Wednesday, October 09, 2024

Notes on haunting and being haunted



 In the world of epiphenomena, the haunt is king.

This sentence, believe it or not, forced itself upon me at 6:45 a.m this morning, as I was arising from bed to go empty my bladder. An old man in a dull month, or a dull man with an old prostate – one of those moments.

Well, yesterday I had to finish up some editing work, and in the evening we were scheduled to go to La Rotunde and chow down, but in between times I was thinking about haunting. In particular, haunted houses. Houses in which what happened in the house forms the nucleus of the story.
Haunted houses have been mocked in the cultures that claim to be children of the Roman Empire since Lucian of Samosata was a pup. In fact, Lucian’s dialogue, Philopseudès, or The lover of lies, is one of the great documents of the Hellenic enlightenment, written maybe a decade before Tertullian, in another part of the Empire, began vigorously damning peeps like Lucian. Renan compared Lucian to Voltaire – and Voltaire also compared Lucian to Voltaire. The lover of lies is a dialogue that contains a dialogue, a conversation between philosophers, so called, at gathered around the sick bed of an evidently wealthy man named Eucratès. They commence to talking about miracle cures, phantoms, and other such business, to the disgust of Tykhiadès, who takes the view, sometimes taken by Voltaire and lesser philosophes as well, that superstition is just stupidity. How can anybody be so dumb as to believe in ghosts haunting houses?
This kind of one dimensional positivism is still around. And it has its fragment of veracity: if we believe in something we call “cause”, much of these superstition visions seem to call for explanations rooted in local causes – like fear of the dark – rather than in cosmological causes – like an afterlife from which these phantoms come.
Our anthropological liberalism, too, searches for causes, but not in the stupidity of the credulous, but in cultural practices that we study while withholding our own cultural biases – an epoche that is either tolerant or patronizing.

Haunting, of course, as hauntology and all the rest of it, became a modish object of reflection after the fall of the wall. Helped along by Derrida’s Spectres of Marx, the idea of something haunting something else - the way Communism haunted Europe, or the way Hamlet’s dad haunted Hamlet – became a model for thinking about our own neo-liberal ghostliness.
Myself, as a citizen of Paris, think about haunting as a matter of urban history. And certainly Paris is a haunted and hunted city – we walk past old torture chambers and the ghosts of faits divers, here, as we go to Carrefour and get the meat and veggies and wine.

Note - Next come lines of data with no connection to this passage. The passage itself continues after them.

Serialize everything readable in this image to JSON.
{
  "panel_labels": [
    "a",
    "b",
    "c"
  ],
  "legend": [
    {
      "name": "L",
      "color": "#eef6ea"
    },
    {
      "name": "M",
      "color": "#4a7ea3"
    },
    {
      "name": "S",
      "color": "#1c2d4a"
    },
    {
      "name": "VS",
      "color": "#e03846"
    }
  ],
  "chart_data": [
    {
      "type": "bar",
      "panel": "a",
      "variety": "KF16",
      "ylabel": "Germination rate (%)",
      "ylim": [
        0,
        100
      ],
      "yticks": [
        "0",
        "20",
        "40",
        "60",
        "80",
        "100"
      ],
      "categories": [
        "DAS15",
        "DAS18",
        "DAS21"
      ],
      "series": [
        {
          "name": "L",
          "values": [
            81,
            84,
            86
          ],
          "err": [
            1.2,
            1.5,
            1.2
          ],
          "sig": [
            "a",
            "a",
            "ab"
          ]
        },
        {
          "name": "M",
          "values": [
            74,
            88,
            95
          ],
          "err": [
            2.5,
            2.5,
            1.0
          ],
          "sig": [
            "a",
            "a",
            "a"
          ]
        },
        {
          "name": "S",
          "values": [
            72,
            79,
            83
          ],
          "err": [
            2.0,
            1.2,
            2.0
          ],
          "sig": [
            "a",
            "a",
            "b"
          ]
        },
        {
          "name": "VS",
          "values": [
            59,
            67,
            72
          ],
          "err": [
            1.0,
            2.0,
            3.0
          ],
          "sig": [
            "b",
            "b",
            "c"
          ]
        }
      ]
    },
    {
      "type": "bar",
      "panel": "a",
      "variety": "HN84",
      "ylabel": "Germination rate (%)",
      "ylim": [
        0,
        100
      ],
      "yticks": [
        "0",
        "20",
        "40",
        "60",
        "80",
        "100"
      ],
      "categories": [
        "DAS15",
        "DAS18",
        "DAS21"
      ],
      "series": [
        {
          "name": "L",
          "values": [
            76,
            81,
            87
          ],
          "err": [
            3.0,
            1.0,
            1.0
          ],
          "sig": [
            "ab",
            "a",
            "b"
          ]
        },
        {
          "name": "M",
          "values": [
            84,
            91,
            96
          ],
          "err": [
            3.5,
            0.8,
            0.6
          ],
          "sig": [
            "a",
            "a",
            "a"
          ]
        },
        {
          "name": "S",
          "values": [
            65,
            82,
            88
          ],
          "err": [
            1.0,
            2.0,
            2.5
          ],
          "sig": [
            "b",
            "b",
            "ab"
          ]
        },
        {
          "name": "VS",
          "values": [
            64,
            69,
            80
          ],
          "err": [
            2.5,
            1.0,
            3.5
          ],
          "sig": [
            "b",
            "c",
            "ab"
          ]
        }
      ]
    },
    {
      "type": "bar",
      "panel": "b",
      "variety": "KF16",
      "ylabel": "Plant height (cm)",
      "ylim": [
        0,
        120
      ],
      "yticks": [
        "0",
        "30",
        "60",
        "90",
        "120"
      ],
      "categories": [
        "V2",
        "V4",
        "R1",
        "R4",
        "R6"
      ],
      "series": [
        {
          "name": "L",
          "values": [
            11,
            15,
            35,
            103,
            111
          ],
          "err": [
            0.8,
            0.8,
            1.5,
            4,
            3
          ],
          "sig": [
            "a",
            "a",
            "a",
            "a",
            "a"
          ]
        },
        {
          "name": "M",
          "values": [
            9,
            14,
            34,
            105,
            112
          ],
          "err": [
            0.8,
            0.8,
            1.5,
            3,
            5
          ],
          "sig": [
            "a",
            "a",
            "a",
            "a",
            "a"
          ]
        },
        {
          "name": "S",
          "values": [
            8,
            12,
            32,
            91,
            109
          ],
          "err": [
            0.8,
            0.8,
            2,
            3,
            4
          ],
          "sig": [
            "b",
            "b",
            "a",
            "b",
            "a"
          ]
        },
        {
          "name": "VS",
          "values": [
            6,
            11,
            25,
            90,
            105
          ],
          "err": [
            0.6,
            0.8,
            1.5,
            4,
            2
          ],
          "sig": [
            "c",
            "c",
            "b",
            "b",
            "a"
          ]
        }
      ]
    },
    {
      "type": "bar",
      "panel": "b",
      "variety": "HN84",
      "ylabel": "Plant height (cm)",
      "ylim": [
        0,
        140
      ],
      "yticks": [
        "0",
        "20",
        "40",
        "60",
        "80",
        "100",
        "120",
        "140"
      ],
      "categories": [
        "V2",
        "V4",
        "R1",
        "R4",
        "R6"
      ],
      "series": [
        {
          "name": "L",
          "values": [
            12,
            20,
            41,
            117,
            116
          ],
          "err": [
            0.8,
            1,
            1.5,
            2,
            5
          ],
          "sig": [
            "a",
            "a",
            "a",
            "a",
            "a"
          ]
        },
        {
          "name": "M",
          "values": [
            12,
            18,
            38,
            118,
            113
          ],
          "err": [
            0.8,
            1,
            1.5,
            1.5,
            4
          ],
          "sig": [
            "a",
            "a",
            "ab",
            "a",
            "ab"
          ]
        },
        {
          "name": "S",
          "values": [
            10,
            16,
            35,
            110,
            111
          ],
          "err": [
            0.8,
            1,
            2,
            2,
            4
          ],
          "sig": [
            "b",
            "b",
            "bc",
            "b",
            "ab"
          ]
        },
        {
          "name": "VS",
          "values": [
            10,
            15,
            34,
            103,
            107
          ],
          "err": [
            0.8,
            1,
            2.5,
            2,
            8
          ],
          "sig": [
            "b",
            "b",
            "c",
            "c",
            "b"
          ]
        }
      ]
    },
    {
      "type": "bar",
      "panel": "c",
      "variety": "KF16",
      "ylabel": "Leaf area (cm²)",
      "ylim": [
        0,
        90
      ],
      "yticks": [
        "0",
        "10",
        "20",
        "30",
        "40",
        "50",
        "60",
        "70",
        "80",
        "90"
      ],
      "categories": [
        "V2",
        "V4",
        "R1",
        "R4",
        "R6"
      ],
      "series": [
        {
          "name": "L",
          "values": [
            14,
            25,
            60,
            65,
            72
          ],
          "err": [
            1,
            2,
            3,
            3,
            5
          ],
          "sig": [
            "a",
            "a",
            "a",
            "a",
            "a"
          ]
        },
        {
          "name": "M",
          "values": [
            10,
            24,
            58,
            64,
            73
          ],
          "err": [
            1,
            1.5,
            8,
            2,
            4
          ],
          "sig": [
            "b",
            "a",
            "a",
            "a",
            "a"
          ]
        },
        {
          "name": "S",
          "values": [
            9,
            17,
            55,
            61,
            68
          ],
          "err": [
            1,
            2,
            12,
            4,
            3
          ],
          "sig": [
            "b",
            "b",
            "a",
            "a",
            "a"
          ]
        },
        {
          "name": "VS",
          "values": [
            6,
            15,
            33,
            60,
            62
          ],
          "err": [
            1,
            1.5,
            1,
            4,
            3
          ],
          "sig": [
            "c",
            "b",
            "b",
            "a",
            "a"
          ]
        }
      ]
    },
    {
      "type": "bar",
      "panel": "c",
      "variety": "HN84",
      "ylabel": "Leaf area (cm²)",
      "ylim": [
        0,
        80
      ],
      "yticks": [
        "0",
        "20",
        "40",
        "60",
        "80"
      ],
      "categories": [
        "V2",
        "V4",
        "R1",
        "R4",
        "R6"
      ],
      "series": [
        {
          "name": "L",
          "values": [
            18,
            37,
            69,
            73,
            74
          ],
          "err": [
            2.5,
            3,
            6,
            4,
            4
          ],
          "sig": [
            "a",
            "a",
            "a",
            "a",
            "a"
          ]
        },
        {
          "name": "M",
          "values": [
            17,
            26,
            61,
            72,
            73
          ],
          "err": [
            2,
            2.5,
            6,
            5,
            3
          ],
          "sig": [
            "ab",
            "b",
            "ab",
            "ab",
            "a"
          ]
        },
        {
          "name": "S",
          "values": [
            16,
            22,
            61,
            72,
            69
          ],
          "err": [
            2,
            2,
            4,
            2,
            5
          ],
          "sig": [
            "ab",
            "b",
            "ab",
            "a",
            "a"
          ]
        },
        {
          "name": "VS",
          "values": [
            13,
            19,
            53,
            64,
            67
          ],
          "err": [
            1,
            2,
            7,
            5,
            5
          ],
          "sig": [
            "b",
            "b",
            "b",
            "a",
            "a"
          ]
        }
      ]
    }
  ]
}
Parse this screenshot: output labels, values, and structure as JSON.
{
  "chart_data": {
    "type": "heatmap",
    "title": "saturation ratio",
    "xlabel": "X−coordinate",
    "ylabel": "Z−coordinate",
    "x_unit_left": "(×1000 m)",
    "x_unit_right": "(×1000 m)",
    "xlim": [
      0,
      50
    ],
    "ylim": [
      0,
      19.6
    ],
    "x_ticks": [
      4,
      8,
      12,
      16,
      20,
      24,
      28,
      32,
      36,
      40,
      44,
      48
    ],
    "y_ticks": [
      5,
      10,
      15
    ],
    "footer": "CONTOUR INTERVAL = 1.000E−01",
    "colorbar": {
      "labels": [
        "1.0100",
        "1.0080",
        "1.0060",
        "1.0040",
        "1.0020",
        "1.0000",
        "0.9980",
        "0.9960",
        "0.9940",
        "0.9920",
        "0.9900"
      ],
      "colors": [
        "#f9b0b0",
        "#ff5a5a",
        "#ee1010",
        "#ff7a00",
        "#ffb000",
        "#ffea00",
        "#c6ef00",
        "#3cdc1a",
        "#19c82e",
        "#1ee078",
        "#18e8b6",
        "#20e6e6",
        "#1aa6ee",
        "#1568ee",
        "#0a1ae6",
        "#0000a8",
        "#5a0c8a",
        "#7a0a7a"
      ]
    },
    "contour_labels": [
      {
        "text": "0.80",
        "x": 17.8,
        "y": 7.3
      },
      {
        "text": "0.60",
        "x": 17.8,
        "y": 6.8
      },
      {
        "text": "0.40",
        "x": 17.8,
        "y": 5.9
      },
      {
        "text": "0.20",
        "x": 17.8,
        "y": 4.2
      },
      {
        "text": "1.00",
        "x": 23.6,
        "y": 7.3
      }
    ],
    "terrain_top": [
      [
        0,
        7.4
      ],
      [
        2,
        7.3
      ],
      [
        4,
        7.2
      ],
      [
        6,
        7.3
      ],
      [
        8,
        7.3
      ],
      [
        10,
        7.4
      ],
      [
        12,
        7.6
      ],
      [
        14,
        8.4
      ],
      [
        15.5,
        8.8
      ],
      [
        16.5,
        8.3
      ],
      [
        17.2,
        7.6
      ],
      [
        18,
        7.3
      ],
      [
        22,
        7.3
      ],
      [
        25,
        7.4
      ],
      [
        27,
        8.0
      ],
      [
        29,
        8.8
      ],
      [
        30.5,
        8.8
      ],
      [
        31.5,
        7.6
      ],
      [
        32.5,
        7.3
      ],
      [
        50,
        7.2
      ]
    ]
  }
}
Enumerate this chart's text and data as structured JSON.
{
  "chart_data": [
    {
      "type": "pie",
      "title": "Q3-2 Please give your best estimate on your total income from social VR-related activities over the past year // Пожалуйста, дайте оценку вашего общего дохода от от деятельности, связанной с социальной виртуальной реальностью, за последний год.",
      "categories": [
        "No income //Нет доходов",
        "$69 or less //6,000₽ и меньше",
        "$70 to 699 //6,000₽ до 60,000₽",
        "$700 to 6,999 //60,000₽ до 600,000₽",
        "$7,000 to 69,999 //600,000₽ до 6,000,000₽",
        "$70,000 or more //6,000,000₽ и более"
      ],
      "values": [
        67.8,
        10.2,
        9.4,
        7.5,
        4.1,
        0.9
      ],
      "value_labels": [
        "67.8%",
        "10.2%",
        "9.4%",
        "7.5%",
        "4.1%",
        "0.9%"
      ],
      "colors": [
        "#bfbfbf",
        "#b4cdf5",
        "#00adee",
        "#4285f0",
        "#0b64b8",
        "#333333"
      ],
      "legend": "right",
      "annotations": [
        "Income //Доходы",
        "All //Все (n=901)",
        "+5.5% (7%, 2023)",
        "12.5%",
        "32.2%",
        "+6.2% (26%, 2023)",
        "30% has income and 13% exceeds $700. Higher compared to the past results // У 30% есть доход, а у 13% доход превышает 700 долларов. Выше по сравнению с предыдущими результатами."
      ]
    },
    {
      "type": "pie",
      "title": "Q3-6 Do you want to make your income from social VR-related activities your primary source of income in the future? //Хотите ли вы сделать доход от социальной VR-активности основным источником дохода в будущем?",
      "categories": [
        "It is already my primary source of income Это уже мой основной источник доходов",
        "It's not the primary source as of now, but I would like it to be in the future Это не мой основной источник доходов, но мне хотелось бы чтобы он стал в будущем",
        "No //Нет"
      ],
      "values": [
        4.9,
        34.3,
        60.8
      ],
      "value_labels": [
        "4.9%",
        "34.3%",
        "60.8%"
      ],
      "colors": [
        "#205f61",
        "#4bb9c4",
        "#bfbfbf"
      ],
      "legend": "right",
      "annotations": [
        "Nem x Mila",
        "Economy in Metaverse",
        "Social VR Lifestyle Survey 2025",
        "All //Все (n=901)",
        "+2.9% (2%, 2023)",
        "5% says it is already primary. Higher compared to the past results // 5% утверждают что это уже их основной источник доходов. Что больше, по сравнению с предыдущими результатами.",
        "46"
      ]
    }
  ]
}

Paris has always been a central place for occultists, sex magic theorists, Gurdjeffians, far right white magic dudes, clairvoyants, and situationists. Yet, in the Paris media, the ghosts and haunted houses are usually somewhere else. There’s a whole mythology of Britain as a ghost-haunted place, and Brittany too. Whereas if such beliefs creep into Saint-Germain, they are intellectualized – its all surrealists and serious searchers in the Kabbalah.

In Southern France, “folk beliefs” are everywhere. Recently there’s been an excellent scandal in a village near Montpellier. The mayor of Agde, Gille D’ettore, felt that he needed a connection on high. He needed God. Or some spirit. So he searched around to contact the big OTHER, and had the misfortune to contact a corrupt clairevoyant, Sophia Martinez. Here’s the story in brief from the Midi Libre:
“Medium and healer, she is alleged to have used a stratagem with the Mayor of Agde and numerous other interlocutors: in using a masculine and raw voice on the telephone, she made them think she was in contact with a supernatural being from the Beyond. This voice incited them to take good care of the voyante, including materially.
Suddenly, she was able to pay, by means of Gilles D’ettore, for a veranda, a jacuzzi, a sumptuous wedding, airplane tickets for herself and her friends, etc.”
Such little things the beyond wants from us! D’ettore was not the only seeker after advise – some real estate broker is suing Martinez because he gave her ten thousand euros to speak to his late mother, which he did on the telephone – although the voice at the other end might, just might have been Martinez’s own.
If corruption there must be, I’m rather happy that it went into making sure a clairevoyante from Agde could soak in a jacuzzi after expending enormous spiritual energy connecting with the beyond. I get it.